Swansea University helps Welsh firm secure UK investment to grow innovative energy products



December 11, 2018

Welsh energy business Trameto has secured its first investment round and has been awarded substantial funding from the UK’s innovation agency to develop products which will reduce the need for batteries or wired power, thanks to Swansea University.

Trameto, a Swansea-based firm who are developing micro energy harvesting solutions, announced today the closing of a seed round of investment and the award of a substantial grant from Innovate UK. The seed financing was led by Swansea Innovations Ltd which manages Swansea University’s venture fund and the newly-formed Development Bank for Wales.

The company plans to use the funding to further develop its semi-conductor products which will enable energy harvesting from any form of energy such as light, vibrations and thermal gradients.  Industry analysts Semico Research forecast that the semiconductor content within this market will be worth more than $3 billion by 2020.

Trameto is also being supported by the AgorIP programme. AgorIP, which is funded by Swansea University, Welsh Government and EU structural funds and is hosted at the School of Management on the Bay Campus, works to progress new ideas through experimental and industrial development, demonstrating proof of concept to potential funders and attracting further investment.

CEO Huw Davies, who founded Trameto, said the funding would allow the firm to accelerate their work to eliminate the need for batteries and wired power as part of the growing Internet of Things.

Huw Davies said:

“Trameto’s products will enable the elimination of batteries from the many interconnected smart sensors and wireless devices which can communicate with each other in the Internet of Things. We are addressing opportunities in markets such as infrastructure monitoring, asset tracking, smart agriculture, defence, wearables, healthcare and smart metering.”

What is the Internet of Things?

The Internet of Things (IoT) is everything connected to the internet, but it is increasingly being used to define objects that “talk” to each other.

Swansea Innovations, Managing Director and lead of the AgorIP programme, Dr Gerry Ronan said: “Simply, the Internet of Things (IoT) is made up of devices – from simple sensors to smartphones and wearables – connected together. They all need power.

“IoT refers not only to personal computers and mobile phones connected through the internet but to the wireless interconnection of all of the billions of “things” and devices through the internet or local area networks. With those billions of things come billions of batteries which must be bought, maintained and disposed of.

“Energy harvesting presents a straightforward solution for easily powering those remote devices using clean energy.”

Dr Ronan added:

“Trameto’s unique power management products offers us the opportunity to be more efficient in how we do things, saving us time, money and often emissions in the process.”


Fit and Forget devices

Dr Richard Thompson, Senior Investment Executive at Development Bank Wales, said the investment would allow Trameto to grow their products and take advantage of the growing need for low maintenance wireless devices.

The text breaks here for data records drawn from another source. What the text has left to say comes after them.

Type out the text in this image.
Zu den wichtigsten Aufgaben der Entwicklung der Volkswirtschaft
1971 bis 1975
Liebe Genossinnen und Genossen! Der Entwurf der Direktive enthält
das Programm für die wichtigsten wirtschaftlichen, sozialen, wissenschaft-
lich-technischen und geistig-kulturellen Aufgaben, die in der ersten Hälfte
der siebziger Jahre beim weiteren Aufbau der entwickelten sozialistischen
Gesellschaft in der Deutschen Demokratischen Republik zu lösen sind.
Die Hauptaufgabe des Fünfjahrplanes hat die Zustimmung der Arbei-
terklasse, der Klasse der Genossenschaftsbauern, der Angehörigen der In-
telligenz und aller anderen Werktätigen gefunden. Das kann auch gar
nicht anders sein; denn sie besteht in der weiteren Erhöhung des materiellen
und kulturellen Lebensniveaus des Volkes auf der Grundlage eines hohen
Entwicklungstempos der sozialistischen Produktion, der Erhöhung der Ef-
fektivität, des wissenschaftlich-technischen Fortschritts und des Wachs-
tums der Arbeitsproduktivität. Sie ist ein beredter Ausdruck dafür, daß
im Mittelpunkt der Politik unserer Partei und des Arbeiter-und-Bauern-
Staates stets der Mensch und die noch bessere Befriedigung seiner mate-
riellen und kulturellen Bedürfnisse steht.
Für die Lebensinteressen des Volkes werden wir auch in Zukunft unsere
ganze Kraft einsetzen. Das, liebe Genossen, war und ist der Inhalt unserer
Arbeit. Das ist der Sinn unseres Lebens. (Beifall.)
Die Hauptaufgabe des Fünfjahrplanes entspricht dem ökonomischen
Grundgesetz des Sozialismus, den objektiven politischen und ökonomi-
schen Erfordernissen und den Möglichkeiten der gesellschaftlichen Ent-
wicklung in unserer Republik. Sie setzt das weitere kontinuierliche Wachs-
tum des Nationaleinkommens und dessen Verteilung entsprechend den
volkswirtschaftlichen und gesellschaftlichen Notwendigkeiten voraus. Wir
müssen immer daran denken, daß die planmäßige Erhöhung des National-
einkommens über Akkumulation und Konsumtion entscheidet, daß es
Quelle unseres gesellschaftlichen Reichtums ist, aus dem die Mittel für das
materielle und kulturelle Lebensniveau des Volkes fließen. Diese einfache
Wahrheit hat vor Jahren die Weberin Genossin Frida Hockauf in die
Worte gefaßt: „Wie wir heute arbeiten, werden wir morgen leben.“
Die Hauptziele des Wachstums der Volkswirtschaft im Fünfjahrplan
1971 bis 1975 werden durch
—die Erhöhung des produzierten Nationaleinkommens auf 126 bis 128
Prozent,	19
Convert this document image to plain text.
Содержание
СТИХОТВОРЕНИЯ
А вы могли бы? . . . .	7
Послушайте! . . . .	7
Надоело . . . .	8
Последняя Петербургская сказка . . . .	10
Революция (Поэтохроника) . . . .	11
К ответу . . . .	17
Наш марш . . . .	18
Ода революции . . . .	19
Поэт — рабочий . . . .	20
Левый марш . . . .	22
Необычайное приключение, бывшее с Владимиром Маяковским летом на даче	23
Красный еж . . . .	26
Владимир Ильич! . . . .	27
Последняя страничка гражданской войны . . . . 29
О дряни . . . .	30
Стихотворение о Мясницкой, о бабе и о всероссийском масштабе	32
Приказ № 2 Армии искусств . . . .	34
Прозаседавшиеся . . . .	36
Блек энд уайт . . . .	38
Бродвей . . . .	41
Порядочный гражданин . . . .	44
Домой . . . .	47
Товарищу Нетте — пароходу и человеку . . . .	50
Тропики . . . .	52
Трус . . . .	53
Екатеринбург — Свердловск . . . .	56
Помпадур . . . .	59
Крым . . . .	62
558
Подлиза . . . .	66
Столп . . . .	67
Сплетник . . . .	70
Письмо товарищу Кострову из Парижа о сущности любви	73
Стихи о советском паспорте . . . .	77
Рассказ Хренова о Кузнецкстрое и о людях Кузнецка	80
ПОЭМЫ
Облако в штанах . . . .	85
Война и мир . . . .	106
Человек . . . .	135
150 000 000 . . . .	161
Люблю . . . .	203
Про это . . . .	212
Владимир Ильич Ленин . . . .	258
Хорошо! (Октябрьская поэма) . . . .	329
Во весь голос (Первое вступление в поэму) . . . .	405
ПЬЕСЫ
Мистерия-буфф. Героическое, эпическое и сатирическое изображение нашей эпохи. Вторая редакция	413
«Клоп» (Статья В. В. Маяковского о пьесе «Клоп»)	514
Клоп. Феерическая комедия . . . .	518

Trameto is led by a highly experienced team and is an important addition to the growing IoT and semi-conductor sector in Wales. Dr Thompson said:

“The investment from the Development Bank combined with the grant funding will allow Trameto to further develop their products and take advantage of the growing need for low maintenance wireless devices.”

He added:

“Within the IoT, there is a huge desire to eliminate the dependence on battery operation to facilitate self-sustaining or fit and forget solutions.”

The IoT is about connecting devices over the internet, letting them talk to us, other applications and each other. Where it is most common in Britain is home heating and energy use. Smart meters have clever functions that let you turn on heating remotely, set it to turn down the temperature if it is a sunny day, or even turn off when there is no-one home.

Dr Ronan added:

“We are delighted that Swansea University through Swansea Innovations has helped Trameto secure this substantial funding to grow their company and to have co-invested with the Development Bank of Wales.

“Trameto is also being supported by the AgorIP programme. AgorIP, with the help of Swansea University, Welsh Government and EU structural funds, helps progress new ideas through experimental and industrial development, demonstrating proof of concept to potential funders and attracting further investment.”